- Also known as: Joint Venture
- Genre: Crime, Drama
- Created by: Cauê Laratta Chico Mattoso Marcelo Starobinas Mariana Trench Bastos
- Written by: Cauê Laratta Chico Mattoso Marcelo Starobinas Mariana Trench Bastos
- Directed by: Quico Meirelles Fernando Meirelles Luis Carone Rodrigo Pesavento
- Starring: Luis Navarro Henrique Santana Teca Pereira Daniel Furlan Maria Zilda Bethlem
- Country of origin: Brazil
- Original language: Portuguese
- No. of seasons: 2
- No. of episodes: 20

Production
- Executive producers: Andrea Barata Ribeiro Bel Berlink Fernando Meirelles Roberto Rios Eduardo Zaca Luis Peraza
- Production companies: HBO Latin America Originals O2 Filmes

Original release
- Network: HBO Brazil HBO Latin America
- Release: August 4, 2019 - November 4, 2022

= Pico da Neblina (TV series) =

Pico da Neblina is a Brazilian crime drama television series that premiered on HBO Brazil and Latin America on August 4, 2019. It depicts a scenario in which marijuana has been legalized in Brazil and following the story of a former drug dealer who needs to find a way to keep working.

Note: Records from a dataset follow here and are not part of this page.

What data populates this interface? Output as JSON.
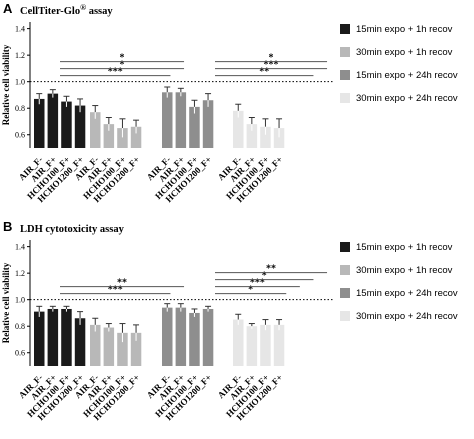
{
  "panels": [
    {
      "letter": "A",
      "title": "CellTiter-Glo",
      "title_sup": "®",
      "title_suffix": " assay"
    },
    {
      "letter": "B",
      "title": "LDH cytotoxicity assay",
      "title_sup": "",
      "title_suffix": ""
    }
  ],
  "colors": {
    "series": [
      "#1a1a1a",
      "#b8b8b8",
      "#8e8e8e",
      "#e6e6e6"
    ],
    "error_bar": "#333333",
    "sig_line": "#555555",
    "reference_line": "#000000"
  },
  "chart_data": [
    {
      "type": "bar",
      "title": "CellTiter-Glo® assay",
      "ylabel": "Relative cell viability",
      "ylim": [
        0.5,
        1.45
      ],
      "yticks": [
        0.6,
        0.8,
        1.0,
        1.2,
        1.4
      ],
      "reference_line": 1.0,
      "grid": false,
      "legend_position": "right",
      "categories": [
        "AIR_F-",
        "AIR_F+",
        "HCHO100_F+",
        "HCHO1200_F+"
      ],
      "series": [
        {
          "name": "15min expo + 1h recov",
          "values": [
            0.87,
            0.91,
            0.85,
            0.82
          ],
          "errors": [
            0.04,
            0.03,
            0.04,
            0.05
          ]
        },
        {
          "name": "30min expo + 1h recov",
          "values": [
            0.77,
            0.68,
            0.65,
            0.66
          ],
          "errors": [
            0.05,
            0.05,
            0.07,
            0.05
          ]
        },
        {
          "name": "15min expo + 24h recov",
          "values": [
            0.92,
            0.92,
            0.81,
            0.86
          ],
          "errors": [
            0.04,
            0.03,
            0.05,
            0.05
          ]
        },
        {
          "name": "30min expo + 24h recov",
          "values": [
            0.78,
            0.68,
            0.66,
            0.65
          ],
          "errors": [
            0.05,
            0.05,
            0.06,
            0.07
          ]
        }
      ],
      "significance": [
        {
          "series": 1,
          "from": 0,
          "to": 2,
          "label": "***"
        },
        {
          "series": 1,
          "from": 0,
          "to": 3,
          "label": "*"
        },
        {
          "series": 1,
          "from": 1,
          "to": 3,
          "label": "*"
        },
        {
          "series": 3,
          "from": 0,
          "to": 2,
          "label": "**"
        },
        {
          "series": 3,
          "from": 0,
          "to": 3,
          "label": "***"
        },
        {
          "series": 3,
          "from": 1,
          "to": 3,
          "label": "*"
        }
      ]
    },
    {
      "type": "bar",
      "title": "LDH cytotoxicity assay",
      "ylabel": "Relative cell viability",
      "ylim": [
        0.5,
        1.45
      ],
      "yticks": [
        0.6,
        0.8,
        1.0,
        1.2,
        1.4
      ],
      "reference_line": 1.0,
      "grid": false,
      "legend_position": "right",
      "categories": [
        "AIR_F-",
        "AIR_F+",
        "HCHO100_F+",
        "HCHO1200_F+"
      ],
      "series": [
        {
          "name": "15min expo + 1h recov",
          "values": [
            0.91,
            0.93,
            0.93,
            0.86
          ],
          "errors": [
            0.04,
            0.02,
            0.02,
            0.05
          ]
        },
        {
          "name": "30min expo + 1h recov",
          "values": [
            0.81,
            0.79,
            0.75,
            0.75
          ],
          "errors": [
            0.05,
            0.03,
            0.07,
            0.06
          ]
        },
        {
          "name": "15min expo + 24h recov",
          "values": [
            0.94,
            0.94,
            0.9,
            0.93
          ],
          "errors": [
            0.03,
            0.03,
            0.03,
            0.02
          ]
        },
        {
          "name": "30min expo + 24h recov",
          "values": [
            0.85,
            0.8,
            0.81,
            0.81
          ],
          "errors": [
            0.04,
            0.02,
            0.04,
            0.04
          ]
        }
      ],
      "significance": [
        {
          "series": 1,
          "from": 0,
          "to": 2,
          "label": "***"
        },
        {
          "series": 1,
          "from": 0,
          "to": 3,
          "label": "**"
        },
        {
          "series": 3,
          "from": 0,
          "to": 0,
          "label": "*"
        },
        {
          "series": 3,
          "from": 0,
          "to": 1,
          "label": "***"
        },
        {
          "series": 3,
          "from": 0,
          "to": 2,
          "label": "*"
        },
        {
          "series": 3,
          "from": 0,
          "to": 3,
          "label": "**"
        }
      ]
    }
  ]
}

The title is a pun on the meaning of 'high', as Pico da Neblina is the highest peak in Brazil.

==Premise==
The series follows the story of Biriba (Luís Navarro), a young drug trafficker from São Paulo who, after the legalization of marijuana in Brazil, decides to abandon his life on crime and sell his weed legally along with an inexperienced investor partner. But Salim (Henrique Santana), his childhood friend, decides to follow as an old-fashioned drug dealer in the illegality.

==Cast and characters==

- Luis Navarro as Biriba
- Henrique Santana as Salim
- Teca Pereira as Irene
- Daniel Furlan as Vini
- Maria Zilda Bethlem as Suzette Tortoriello
- Leilah Moreno as Kelly
- Dexter as CD
- William Costa as Piolho
- Bruno Giordano as Fernão Tortoriello
- Sabrina Petraglia as Nanda
- Bruce de Araújo as Digão
- Lenita Oliver as Marcela
- Nathalia Ernesto as Laura
- Fabio Marcoff as Joselo
- Renata Carvalho as Carmen
- Inara as Gabriela
- Nayobé Nzainab as Amanda
- Gabriel Salazar as Buiú
- Ivan Arcuschin as Humberto Tortoriello
- Che Moais as Pescoço
- Jorge Neto as Rick
- Henrique Brandon as Torneira
- Alex Gruli as Sargento Lopes
- Tásia D'Paula as Sônia
- Ivan de Almeida as Bigode
- Augusto Madeira as Rogério
- Fábio Neppo as Bigato

==Production==
=== Conception and development ===
According to the director Quico Meirelles, when Pico da Neblina was being produced, in 2015, he imagined that, when the series would be premiered, in 2019, cannabis would already been legalized in Brazil. But what he saw was a twist in the opposite direction, with the discussions paralyzed in the National Congress of Brazil. The director said he could only imagine what this hypothetical Brazil would be like, based on experiences from other countries that have already legalized the drug, as part of Europe, Uruguay, Canada and the United States.

HBO Latin America announced the production of the series during the 2018 Rio2C (Rio Creative Conference) event. It was revealed that the first season of the series consisting of ten episodes would be produced by Academy Award nominated director Fernando Meirelles.

==Release==

===Broadcast===
The series premiered simultaneously on HBO Brazil, HBO Latin America and the streaming service HBO Go on August 4, 2019. In Spain, the series premiered on August 5, 2019, on HBO España.